Der Wissenschaftliche Dienst des Deutschen Bundestages hat in einer aktuellen Analyse die komplexen Regelungen zur Anrechenbarkeit von Sozialleistungen auf das Bürgergeld (SGB II) und das Arbeitslosengeld (SGB III) untersucht. Die Ausarbeitung zeigt auf, dass beide Systeme grundlegend unterschiedliche Mechanismen verwenden.
Einkommensanrechnung beim Bürgergeld
Bei Leistungen nach dem SGB II greift ein umfassendes Einkommensanrechnungssystem. Grundsätzlich gelten alle Geldeinnahmen als zu berücksichtigendes Einkommen, da sie die Hilfsbedürftigkeit mindern. Der Gesetzgeber hat jedoch zahlreiche Ausnahmen definiert: So werden etwa Leistungen nach dem SGB II selbst, Ausgleiche für gesundheitliche Schädigungsfolgen nach dem Soldatenentschädigungsgesetz oder Mutterschaftsgeld nicht als Einkommen angerechnet.

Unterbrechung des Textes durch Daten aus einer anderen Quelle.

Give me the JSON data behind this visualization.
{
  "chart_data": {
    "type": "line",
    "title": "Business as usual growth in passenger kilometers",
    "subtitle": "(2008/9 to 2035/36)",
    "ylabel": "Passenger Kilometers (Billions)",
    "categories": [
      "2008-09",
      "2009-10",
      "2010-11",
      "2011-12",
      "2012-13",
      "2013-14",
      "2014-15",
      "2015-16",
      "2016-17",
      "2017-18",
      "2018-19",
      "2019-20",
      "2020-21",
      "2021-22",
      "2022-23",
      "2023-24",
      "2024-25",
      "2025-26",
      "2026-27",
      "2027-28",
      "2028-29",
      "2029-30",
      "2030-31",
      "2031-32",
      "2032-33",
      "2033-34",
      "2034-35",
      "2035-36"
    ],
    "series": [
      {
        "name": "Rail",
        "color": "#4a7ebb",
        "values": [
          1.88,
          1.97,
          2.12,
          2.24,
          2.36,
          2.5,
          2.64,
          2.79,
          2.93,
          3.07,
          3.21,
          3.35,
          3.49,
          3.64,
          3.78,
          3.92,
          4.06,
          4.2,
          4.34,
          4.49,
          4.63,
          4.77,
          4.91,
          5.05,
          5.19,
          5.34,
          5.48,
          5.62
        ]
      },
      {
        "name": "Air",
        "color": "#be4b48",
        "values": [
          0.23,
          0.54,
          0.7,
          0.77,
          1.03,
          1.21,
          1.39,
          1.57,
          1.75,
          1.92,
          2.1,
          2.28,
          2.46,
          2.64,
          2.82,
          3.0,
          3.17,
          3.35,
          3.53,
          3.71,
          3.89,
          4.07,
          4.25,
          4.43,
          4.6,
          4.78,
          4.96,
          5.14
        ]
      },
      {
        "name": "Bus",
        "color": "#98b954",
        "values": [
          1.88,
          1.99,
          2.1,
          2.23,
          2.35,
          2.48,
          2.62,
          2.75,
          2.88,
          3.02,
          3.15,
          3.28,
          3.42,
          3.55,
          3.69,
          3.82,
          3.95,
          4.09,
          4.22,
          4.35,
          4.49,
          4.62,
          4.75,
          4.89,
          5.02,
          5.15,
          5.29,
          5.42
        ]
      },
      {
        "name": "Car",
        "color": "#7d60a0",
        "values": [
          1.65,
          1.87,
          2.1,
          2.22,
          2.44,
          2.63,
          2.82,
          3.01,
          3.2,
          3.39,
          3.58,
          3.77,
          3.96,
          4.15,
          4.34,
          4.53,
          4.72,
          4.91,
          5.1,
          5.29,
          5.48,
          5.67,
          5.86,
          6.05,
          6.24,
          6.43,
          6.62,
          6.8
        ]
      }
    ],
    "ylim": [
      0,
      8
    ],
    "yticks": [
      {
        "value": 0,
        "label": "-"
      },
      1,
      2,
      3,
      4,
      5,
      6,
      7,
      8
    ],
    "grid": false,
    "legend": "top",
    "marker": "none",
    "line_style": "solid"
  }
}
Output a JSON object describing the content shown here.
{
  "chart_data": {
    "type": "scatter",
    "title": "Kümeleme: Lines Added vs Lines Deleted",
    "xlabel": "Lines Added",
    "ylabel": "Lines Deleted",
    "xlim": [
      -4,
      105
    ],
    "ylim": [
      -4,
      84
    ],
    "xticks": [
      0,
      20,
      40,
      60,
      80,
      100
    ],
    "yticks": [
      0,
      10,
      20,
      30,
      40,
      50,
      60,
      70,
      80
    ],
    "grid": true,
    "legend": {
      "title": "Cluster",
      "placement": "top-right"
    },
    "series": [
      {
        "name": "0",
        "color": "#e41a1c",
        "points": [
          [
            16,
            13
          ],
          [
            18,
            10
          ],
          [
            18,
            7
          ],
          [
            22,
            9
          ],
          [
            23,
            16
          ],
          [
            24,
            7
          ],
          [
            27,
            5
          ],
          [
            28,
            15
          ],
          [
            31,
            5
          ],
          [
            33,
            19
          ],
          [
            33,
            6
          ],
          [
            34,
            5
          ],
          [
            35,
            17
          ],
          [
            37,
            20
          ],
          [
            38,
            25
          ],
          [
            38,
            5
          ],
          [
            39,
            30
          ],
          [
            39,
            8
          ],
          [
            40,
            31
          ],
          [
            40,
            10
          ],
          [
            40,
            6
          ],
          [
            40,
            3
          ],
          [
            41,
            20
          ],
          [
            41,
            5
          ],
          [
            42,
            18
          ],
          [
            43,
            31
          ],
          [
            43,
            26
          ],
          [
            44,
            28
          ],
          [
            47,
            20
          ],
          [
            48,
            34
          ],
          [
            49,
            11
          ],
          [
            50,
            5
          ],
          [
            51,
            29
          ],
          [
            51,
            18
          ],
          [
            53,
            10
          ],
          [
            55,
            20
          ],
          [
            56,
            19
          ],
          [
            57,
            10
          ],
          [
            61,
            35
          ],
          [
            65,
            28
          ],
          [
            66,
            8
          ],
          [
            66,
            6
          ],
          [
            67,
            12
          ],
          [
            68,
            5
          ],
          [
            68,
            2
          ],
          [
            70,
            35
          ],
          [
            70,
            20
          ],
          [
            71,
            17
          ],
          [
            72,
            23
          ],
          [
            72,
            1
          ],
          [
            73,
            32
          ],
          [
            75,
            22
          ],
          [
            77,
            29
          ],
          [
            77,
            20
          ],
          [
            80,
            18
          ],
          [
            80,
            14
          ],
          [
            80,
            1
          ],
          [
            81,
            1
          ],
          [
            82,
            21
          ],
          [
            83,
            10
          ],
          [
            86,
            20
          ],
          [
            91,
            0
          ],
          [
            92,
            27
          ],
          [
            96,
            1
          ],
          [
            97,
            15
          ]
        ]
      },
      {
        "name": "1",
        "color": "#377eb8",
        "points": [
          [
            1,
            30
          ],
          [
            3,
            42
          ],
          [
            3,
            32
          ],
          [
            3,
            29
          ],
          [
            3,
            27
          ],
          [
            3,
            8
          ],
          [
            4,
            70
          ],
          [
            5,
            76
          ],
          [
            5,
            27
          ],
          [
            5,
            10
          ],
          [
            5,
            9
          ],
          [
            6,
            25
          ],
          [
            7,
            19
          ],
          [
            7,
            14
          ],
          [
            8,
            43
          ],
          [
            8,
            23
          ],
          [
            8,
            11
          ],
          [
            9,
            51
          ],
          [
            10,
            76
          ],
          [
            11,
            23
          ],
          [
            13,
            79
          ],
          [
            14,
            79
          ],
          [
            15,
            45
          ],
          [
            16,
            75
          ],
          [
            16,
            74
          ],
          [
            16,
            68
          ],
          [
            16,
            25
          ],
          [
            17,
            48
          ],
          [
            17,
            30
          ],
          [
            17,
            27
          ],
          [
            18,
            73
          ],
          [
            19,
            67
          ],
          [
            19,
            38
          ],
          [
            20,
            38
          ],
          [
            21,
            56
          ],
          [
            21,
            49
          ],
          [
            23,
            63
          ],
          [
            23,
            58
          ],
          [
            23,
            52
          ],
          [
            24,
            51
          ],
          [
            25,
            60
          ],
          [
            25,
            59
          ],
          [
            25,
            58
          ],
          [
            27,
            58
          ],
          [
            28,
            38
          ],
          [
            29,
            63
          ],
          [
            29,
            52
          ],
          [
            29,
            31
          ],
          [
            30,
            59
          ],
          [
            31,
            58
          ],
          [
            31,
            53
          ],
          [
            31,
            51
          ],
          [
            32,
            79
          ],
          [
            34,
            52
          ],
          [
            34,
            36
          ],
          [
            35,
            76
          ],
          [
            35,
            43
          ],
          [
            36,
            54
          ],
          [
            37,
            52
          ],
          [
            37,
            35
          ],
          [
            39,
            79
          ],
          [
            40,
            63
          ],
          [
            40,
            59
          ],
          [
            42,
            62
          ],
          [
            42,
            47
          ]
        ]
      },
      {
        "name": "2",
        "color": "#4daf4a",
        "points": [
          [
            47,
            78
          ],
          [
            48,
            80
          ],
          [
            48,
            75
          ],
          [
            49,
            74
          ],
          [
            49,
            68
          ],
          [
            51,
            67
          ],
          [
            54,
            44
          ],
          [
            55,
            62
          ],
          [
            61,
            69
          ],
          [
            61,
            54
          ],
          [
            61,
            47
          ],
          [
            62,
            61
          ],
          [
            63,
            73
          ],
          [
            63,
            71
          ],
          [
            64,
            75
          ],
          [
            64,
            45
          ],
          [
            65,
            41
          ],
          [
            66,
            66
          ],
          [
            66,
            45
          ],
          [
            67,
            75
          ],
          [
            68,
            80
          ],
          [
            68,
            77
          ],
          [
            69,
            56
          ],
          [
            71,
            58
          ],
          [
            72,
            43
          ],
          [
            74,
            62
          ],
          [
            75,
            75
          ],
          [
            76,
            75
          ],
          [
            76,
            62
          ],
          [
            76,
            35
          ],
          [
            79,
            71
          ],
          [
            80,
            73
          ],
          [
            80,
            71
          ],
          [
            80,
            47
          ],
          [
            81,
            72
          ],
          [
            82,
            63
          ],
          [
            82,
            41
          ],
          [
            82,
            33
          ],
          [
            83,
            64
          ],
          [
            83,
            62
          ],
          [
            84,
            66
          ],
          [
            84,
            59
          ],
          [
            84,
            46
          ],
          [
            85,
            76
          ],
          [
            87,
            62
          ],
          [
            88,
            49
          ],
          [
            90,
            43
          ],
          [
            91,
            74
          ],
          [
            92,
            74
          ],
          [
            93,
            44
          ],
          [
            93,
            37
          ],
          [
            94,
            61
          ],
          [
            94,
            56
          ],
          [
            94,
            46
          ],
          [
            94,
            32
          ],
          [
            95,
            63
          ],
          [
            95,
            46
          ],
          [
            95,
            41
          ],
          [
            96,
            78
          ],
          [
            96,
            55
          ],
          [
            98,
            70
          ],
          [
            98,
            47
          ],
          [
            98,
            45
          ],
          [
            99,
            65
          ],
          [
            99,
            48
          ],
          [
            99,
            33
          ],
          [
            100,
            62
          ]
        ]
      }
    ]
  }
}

Die Analyse führt konkrete Beispiele für anrechenbare Sozialleistungen auf, darunter Altersrenten, Erwerbsminderungsrenten, Krankengeld, Arbeitslosengeld, Kindergeld und Wohngeld. Diese Aufzählung basiert auf bestätigenden Gerichtsentscheidungen und zeigt die praktische Anwendung der gesetzlichen Regelungen.
Ruhenstatbestände beim Arbeitslosengeld
Beim Arbeitslosengeld nach SGB III funktioniert das System völlig anders: Hier führt der Bezug bestimmter Sozialleistungen nicht zu einer Anrechnung, sondern zum vollständigen Ruhen des Anspruchs. Die Höhe der ruhensbegründenden Leistung spielt dabei keine Rolle – das Arbeitslosengeld wird für die gesamte Dauer des anderen Leistungsbezugs nicht ausgezahlt.
Zu den ruhensbegründenden Leistungen gehören insbesondere Krankengeld, Renten wegen voller Erwerbsminderung und vorzeitige Altersrenten. Diese abschließende Aufzählung in § 156 SGB III dient der Vermeidung von Doppelversorgung.
Systematische Unterschiede
Die Untersuchung verdeutlicht die grundlegend verschiedenen Philosophien beider Systeme: Während das SGB II als bedarfsorientierte Grundsicherung jedes verfügbare Einkommen berücksichtigt, um die tatsächliche Hilfsbedürftigkeit zu ermitteln, folgt das SGB III als Versicherungssystem dem Prinzip der Vermeidung paralleler Leistungen.
Der Wissenschaftliche Dienst weist darauf hin, dass eine belastbare Systematisierung aller Sozialleistungen in Deutschland bislang fehlt und es an einer Legaldefinition des Begriffs „Sozialleistungen“ mangelt. Dies erschwert eine abschließende Bewertung, welche staatlichen Leistungen als Sozialleistung einzuordnen sind.